2000 Menschen singen in Mainz "Schrei nach Liebe" / Tausende Menschen beteiligen sich an bundesweitem Aktionstag "Hand in Hand gegen Rassismus"

Rund 2000 Menschen haben sich am Samstag in Mainz an einem Musikflashmob gegen Rassismus beteiligt. Begleitet von einer jungen Pianistin sagen sie das Ärzte-Lied "Schrei nach Liebe". Damit wollten sie eine Woche nach den Wahlerfolgen der rechtsradikalen AFD ein Zeichen gegen Rassismus und Gewalt setzen. Der öffentliche Nahverkehr kam zeitweise zum Erliegen: die Busse kamen einfach nicht mehr durch. Erstaunte Fußgänger blieben mit offenen Mündern stehen. 

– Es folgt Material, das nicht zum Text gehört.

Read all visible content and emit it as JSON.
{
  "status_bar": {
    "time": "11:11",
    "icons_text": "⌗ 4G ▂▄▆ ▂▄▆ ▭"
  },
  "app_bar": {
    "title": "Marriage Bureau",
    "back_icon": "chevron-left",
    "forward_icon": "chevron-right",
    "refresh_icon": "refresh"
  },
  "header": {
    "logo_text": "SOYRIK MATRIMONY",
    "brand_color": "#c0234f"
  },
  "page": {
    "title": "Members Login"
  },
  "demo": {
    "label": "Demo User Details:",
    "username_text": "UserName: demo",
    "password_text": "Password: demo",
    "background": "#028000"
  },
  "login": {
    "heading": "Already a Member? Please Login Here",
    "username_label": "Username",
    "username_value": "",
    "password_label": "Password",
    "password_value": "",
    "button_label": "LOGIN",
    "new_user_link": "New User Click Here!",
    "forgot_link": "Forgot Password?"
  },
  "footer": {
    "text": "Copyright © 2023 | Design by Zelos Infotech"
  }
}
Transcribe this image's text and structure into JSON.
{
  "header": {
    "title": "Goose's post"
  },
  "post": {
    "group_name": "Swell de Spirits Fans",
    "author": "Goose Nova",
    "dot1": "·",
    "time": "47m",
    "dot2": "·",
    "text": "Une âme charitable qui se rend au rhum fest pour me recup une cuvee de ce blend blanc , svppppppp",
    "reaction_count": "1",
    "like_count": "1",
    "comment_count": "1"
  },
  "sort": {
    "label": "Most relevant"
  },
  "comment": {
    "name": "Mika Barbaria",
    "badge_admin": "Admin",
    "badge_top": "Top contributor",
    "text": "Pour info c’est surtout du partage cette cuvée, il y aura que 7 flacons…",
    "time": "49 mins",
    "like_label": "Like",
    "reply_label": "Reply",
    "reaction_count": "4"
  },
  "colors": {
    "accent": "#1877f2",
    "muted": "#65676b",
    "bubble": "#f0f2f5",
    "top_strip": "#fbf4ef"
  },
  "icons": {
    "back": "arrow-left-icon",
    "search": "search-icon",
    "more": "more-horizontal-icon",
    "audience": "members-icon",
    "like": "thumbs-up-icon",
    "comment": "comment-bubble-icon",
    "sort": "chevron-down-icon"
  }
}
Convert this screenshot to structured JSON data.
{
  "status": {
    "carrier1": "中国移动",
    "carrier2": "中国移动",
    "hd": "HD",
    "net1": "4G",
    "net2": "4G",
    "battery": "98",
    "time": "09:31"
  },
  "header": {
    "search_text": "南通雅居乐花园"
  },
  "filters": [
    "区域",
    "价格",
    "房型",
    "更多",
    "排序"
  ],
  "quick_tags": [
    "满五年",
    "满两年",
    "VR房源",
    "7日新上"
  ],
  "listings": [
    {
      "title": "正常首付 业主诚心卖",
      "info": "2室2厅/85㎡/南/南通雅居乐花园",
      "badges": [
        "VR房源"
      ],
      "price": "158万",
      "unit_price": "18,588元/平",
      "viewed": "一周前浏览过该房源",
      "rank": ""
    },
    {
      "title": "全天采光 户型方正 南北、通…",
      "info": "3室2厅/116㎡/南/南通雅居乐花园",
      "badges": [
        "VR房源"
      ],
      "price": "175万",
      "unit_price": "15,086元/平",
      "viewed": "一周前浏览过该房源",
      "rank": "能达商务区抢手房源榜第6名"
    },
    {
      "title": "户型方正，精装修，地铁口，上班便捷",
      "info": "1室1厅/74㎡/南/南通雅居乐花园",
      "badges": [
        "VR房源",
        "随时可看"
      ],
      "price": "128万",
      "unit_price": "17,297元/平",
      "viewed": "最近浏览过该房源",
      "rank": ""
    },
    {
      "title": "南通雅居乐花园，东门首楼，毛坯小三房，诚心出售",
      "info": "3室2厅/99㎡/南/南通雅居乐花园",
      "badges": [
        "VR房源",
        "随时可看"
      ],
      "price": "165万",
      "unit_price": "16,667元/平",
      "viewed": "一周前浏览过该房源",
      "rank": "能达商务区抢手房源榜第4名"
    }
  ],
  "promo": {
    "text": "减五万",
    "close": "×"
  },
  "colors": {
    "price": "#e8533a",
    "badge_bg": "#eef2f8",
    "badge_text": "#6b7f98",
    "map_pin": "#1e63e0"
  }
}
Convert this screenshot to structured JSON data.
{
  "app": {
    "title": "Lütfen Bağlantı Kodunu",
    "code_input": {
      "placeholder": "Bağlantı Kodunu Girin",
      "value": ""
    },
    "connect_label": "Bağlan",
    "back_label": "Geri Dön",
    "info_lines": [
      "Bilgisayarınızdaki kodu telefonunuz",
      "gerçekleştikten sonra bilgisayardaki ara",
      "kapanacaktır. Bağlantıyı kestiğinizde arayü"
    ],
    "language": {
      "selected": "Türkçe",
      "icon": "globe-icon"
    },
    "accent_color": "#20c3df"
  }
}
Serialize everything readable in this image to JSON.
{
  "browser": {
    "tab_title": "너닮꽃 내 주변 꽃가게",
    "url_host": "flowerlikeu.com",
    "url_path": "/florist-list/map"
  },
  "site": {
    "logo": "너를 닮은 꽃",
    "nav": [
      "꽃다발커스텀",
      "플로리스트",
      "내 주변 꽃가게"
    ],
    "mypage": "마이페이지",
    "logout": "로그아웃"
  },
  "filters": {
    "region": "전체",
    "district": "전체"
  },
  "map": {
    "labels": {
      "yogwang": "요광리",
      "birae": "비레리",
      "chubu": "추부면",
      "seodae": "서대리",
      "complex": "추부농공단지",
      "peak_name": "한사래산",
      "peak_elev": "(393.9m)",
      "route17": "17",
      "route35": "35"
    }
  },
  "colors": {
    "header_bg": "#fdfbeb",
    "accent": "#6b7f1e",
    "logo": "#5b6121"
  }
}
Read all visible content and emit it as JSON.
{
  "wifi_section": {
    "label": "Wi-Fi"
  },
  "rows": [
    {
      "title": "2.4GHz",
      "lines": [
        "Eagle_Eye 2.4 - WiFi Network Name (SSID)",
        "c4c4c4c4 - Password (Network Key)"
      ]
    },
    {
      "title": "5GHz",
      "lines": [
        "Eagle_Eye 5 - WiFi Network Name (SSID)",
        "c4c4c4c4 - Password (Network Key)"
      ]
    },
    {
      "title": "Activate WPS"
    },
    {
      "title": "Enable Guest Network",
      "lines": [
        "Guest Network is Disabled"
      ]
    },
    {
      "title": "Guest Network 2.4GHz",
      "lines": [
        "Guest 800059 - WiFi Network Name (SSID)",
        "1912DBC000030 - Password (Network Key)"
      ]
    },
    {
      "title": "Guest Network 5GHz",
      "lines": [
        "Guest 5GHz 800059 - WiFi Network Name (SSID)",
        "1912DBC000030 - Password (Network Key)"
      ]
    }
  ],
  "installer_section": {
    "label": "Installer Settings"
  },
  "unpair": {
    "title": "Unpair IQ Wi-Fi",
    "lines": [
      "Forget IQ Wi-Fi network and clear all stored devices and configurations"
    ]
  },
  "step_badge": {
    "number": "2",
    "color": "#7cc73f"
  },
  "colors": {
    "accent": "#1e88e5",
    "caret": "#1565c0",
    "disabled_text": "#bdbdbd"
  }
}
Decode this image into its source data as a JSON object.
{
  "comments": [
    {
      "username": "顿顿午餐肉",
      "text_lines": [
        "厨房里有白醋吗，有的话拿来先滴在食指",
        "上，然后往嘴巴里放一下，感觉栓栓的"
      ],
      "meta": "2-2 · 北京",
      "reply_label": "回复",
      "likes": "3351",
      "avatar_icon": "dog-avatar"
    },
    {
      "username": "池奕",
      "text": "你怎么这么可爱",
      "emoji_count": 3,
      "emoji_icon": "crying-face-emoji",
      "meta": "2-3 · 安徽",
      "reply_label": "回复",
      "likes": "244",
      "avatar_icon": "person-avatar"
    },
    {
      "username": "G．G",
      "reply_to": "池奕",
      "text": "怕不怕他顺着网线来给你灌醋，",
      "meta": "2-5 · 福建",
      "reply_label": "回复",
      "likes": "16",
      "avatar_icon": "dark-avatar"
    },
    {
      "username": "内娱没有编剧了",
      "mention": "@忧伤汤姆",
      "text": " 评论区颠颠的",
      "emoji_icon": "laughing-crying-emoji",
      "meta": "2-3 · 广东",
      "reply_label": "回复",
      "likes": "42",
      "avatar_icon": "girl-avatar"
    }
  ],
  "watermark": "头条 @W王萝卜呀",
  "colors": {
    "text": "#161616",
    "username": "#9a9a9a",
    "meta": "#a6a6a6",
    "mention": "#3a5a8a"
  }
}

Video des Musik-Flashmobs: https://youtu.be/2FF70Br723M

"Mit der Aktion machten die Teilnehmer klar: Rassismus und rechte Gewalt dürfen in Deutschland nicht zum Normalzustand werden. Übergriffe auf Flüchtlingsunterkünfte sind kein Zeichen politischer Unzufriedenheit, sondern Rechtsterrorismus und müssen auch als solcher bestraft werden", sagte Anna-Lena von Hodenberg von der Bürgerbewegung Campact.

Der Musikflashmob in Mainz war Teil des bundesweiten Aktionstages "Hand in Hand gegen Rassismus - für Menschenrechte und Vielfalt". In ganz Deutschland starteten Bürger Aktionen: an 150 Orten fanden Flashmobs, Menschenketten, Demos oder Infoveranstaltungen statt. Hier geht es zur Karte mit der bundesweiten Übersicht. Zu dem  Aktionstag hatten Amnesty International, Pro Asyl, der Paritätische, Campact und viele weitere Organisationen aufgerufen.